Погром, учиненный эсэсовцами в Бродах, таким образом, был своеобразным напоминанием о временах, когда там правил царь. Получается, что немецкие освободители от русских пришли как убийцы. Это был шок, часто встречающийся в мировой истории. И как всегда, последствия его были ужасными. Именно здесь кроются причины нашего поражения. Местное гражданское население в конце концов стало нас настолько сильно ненавидеть, что принялось тосковать по русским. Ошибки, совершенные в мелочах, со временем набрали на Украине и в России всемирно-исторический вес.

Оставшиеся полчаса мы подавленно следовали по городу в тягостном молчании. Как только население поняло, что имеет дело с регулярной воинской частью, страх у людей пропал. Возможно, они стали даже испытывать чувство стыда за то, что нас так встретили. По крайней мере, нам было стыдно. И это чувство мы переживали по милости нашей идеологической элиты. Здесь личный состав роты впервые ощутил некую раздвоенность, которая, собственно говоря, мучила каждого немецкого солдата: как соотносится с интересами Германии то, что провозглашал и требовал национал-социализм, а точнее, партия, и как соотносится с интересами Германии то, что совершал каждый отдельно взятый немец. Когда такие установки приводили к преступлениям, как здесь, например, германский солдат смотрел на это с омерзением. Но солдат есть солдат и не может снять с себя военную форму и перестать повиноваться приказам.
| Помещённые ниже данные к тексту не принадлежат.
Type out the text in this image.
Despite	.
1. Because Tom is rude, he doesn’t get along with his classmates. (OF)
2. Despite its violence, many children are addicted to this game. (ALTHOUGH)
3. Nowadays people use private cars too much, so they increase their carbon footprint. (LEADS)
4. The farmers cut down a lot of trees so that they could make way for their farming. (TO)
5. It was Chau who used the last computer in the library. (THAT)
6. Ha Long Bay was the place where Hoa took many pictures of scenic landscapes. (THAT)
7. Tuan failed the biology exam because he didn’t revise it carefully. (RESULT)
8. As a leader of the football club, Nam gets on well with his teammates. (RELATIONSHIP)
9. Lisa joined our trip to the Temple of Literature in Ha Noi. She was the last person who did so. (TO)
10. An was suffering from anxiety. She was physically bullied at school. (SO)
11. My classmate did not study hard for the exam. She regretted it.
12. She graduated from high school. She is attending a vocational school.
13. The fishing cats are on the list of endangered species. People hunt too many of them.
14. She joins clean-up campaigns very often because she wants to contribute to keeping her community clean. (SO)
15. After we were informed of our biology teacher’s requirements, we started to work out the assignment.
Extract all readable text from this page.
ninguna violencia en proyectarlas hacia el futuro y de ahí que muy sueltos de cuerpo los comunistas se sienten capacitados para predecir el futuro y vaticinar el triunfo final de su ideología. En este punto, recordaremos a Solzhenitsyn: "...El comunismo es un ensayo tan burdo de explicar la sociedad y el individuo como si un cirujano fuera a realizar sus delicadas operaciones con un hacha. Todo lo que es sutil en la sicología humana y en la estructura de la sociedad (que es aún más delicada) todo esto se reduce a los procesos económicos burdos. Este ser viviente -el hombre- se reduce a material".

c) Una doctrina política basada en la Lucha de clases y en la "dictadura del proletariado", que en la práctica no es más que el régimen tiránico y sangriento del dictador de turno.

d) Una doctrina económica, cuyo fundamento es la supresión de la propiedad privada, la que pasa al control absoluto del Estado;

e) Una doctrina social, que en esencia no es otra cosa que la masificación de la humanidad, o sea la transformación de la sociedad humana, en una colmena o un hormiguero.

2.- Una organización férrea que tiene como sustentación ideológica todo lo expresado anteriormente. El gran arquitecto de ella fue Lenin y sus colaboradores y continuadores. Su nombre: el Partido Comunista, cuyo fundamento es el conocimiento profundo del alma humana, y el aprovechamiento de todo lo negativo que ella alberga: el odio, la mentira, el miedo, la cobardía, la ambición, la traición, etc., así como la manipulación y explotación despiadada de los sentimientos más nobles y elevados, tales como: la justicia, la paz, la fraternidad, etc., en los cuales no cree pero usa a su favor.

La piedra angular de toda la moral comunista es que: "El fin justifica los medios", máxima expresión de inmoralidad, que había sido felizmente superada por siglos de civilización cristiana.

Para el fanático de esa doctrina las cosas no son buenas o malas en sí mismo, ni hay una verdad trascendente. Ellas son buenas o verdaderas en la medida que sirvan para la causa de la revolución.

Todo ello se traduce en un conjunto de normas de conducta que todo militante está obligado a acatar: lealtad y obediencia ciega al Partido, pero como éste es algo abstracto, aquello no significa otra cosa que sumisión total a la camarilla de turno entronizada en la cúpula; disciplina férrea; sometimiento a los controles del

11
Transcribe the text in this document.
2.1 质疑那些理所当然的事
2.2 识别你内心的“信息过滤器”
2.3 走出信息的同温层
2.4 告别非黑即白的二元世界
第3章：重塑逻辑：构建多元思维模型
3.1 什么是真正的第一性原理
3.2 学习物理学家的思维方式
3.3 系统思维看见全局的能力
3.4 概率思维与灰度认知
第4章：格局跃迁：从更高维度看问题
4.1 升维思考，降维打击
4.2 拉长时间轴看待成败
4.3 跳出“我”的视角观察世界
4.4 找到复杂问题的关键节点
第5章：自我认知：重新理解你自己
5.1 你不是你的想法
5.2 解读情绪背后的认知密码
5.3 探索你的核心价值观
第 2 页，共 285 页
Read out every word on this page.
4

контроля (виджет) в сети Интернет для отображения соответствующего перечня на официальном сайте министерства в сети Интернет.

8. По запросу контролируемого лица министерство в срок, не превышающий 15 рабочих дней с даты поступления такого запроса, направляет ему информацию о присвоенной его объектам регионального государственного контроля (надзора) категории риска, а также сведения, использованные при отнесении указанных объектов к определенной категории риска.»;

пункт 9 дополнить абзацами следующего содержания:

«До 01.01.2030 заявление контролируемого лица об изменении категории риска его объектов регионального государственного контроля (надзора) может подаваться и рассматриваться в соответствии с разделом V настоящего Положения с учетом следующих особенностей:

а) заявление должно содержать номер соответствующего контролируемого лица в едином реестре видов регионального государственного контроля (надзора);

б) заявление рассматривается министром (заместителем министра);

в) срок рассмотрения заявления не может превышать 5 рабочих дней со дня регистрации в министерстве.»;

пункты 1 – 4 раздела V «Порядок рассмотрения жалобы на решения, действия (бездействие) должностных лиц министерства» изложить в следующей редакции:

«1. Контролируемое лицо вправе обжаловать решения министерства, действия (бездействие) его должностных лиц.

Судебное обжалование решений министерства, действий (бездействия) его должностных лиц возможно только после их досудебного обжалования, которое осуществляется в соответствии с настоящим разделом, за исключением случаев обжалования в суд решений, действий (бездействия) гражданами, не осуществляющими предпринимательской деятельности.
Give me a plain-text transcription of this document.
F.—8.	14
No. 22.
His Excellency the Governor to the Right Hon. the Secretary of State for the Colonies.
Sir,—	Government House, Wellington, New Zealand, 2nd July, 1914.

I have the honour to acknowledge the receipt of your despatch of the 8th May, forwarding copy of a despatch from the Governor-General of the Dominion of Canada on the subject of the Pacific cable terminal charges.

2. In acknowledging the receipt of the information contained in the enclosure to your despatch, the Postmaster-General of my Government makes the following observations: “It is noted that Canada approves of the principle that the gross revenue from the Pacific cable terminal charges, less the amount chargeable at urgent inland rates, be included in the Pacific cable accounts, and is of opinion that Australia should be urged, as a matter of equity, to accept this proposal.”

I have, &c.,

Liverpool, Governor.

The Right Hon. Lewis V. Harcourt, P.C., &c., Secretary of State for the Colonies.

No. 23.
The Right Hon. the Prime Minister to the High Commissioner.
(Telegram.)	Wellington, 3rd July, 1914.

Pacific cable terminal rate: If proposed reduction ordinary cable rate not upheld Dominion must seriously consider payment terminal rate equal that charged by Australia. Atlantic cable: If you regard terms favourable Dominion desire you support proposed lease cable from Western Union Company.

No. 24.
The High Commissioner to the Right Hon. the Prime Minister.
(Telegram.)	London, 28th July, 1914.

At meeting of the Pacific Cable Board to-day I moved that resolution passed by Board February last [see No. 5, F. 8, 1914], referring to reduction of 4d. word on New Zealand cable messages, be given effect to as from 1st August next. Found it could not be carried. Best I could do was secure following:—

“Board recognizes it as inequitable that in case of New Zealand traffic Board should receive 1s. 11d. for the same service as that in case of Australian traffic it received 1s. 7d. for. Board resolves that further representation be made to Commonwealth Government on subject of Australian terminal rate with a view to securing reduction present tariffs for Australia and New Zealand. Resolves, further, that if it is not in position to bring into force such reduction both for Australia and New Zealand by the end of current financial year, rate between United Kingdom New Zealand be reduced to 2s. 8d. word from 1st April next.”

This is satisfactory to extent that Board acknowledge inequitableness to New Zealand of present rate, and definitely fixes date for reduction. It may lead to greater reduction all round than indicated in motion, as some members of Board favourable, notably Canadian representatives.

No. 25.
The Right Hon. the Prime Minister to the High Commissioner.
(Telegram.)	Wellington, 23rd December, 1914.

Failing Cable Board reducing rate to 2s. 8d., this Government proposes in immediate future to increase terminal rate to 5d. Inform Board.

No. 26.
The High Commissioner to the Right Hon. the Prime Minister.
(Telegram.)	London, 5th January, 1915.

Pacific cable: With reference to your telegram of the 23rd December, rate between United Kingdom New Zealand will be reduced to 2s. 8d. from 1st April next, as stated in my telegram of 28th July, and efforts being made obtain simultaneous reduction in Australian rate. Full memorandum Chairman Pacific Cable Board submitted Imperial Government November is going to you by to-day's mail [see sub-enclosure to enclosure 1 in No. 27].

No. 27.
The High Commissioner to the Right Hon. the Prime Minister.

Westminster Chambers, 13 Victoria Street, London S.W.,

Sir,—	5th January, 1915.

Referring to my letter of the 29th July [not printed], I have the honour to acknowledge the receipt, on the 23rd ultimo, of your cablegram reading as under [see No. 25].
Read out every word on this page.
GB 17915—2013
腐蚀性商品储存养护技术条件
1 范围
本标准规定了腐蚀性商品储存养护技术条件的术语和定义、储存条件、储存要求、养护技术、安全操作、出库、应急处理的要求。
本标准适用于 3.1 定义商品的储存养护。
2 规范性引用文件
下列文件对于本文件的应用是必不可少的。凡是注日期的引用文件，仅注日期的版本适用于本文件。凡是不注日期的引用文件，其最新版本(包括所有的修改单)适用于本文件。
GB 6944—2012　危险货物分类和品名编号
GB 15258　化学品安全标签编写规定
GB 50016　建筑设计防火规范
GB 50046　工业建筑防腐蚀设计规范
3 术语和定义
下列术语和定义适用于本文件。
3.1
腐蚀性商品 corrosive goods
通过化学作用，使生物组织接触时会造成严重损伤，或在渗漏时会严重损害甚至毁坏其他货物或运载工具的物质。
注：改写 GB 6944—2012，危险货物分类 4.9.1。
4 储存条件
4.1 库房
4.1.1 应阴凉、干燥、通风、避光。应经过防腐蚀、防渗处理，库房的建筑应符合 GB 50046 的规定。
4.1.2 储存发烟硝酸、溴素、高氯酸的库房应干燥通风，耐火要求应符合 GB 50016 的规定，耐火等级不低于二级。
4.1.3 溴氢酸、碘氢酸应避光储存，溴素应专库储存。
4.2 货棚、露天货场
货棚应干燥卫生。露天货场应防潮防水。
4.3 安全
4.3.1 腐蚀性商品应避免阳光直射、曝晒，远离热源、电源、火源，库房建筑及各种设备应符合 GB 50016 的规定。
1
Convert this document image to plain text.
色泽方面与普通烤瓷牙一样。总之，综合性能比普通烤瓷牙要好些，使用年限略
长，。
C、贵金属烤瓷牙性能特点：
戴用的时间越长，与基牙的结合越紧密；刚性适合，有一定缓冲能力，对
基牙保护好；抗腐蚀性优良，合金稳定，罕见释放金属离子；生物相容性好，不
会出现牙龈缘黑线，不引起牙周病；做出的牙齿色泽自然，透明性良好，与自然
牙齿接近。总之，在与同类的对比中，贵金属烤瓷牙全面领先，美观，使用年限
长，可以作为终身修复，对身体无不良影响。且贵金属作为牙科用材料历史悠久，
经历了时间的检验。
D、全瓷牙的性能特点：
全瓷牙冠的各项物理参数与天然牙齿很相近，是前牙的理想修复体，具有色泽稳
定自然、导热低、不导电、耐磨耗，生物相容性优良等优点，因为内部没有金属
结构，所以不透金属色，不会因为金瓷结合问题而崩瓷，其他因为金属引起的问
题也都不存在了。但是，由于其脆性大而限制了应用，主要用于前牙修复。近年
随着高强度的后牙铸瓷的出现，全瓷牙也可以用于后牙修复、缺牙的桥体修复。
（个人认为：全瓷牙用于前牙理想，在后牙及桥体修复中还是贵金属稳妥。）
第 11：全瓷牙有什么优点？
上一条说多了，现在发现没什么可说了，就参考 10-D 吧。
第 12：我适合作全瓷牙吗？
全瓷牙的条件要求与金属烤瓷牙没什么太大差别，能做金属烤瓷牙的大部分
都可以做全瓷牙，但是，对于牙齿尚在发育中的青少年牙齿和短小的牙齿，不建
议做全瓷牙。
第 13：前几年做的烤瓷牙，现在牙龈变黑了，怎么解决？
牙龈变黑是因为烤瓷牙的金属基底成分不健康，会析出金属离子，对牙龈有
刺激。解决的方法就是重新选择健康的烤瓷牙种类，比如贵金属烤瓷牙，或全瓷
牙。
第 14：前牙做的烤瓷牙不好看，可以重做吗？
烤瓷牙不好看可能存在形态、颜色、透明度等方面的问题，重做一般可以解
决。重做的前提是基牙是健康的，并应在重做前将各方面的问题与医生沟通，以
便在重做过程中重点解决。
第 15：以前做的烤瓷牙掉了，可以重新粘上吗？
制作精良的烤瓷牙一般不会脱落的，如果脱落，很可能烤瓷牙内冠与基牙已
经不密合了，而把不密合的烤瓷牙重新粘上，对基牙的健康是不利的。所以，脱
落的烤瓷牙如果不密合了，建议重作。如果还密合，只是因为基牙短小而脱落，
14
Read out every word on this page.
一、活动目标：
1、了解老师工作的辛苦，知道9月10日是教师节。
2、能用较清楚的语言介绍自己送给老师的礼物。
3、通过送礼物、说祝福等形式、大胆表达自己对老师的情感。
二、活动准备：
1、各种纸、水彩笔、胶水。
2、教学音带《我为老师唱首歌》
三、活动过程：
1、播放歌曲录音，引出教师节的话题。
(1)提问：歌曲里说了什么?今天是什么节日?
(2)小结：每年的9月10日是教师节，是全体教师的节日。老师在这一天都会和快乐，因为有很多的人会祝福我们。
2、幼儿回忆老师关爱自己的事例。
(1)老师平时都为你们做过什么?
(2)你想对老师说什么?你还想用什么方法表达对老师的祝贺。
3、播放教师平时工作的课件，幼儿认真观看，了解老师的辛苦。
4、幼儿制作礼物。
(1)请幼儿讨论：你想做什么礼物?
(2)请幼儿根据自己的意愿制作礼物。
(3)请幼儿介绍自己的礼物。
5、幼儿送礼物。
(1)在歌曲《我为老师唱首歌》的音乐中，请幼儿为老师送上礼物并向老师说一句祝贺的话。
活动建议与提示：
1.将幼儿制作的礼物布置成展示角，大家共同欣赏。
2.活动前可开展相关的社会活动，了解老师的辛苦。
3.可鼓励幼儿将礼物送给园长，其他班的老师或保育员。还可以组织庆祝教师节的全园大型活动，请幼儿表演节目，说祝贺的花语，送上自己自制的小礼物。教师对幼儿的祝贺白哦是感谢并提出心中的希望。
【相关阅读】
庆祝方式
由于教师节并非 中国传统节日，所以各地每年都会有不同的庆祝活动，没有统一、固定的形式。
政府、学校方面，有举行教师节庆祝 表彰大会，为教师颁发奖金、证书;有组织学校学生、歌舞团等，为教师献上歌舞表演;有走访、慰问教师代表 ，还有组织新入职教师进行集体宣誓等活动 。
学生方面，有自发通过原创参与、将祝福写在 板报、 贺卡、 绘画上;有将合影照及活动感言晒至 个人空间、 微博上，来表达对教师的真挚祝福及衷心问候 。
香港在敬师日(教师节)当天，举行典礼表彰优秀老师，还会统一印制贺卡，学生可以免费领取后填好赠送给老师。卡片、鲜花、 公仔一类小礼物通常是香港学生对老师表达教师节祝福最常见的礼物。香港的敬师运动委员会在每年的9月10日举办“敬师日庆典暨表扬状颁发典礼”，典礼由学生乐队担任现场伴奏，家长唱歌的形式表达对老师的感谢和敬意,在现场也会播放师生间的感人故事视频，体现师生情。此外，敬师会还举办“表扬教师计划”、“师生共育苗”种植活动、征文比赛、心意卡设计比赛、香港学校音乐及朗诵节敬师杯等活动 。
Эрхард скакал на лошади рядом со мной и все время самым грубым образом ругался на баварском диалекте. Ведь он был моим лучшим другом и доверял мне. В своей гражданской жизни Эрхард являлся подмастерьем пекаря и в последнее время мучился вопросом, стоит ли ему стать профессиональным военным. В Ингольштадте с ним все время случались различные истории, и он все более склонялся, оставшись в вермахте, покончить со всеми проблемами, связанными с невестами, кормящими матерями, мэтрами и трактирщиками. Обычно я отговаривал его от этого шага, рисуя радужные картины, как он, будучи владельцем пекарни и автофургона, радуется жизни в собственном роскошном особняке. Эрхард соглашался с моими доводами, но ненадолго, вопрошая:

– Тебе-то откуда это известно?

– Мой дедушка был пекарем и умер бургомистром, – отвечал я.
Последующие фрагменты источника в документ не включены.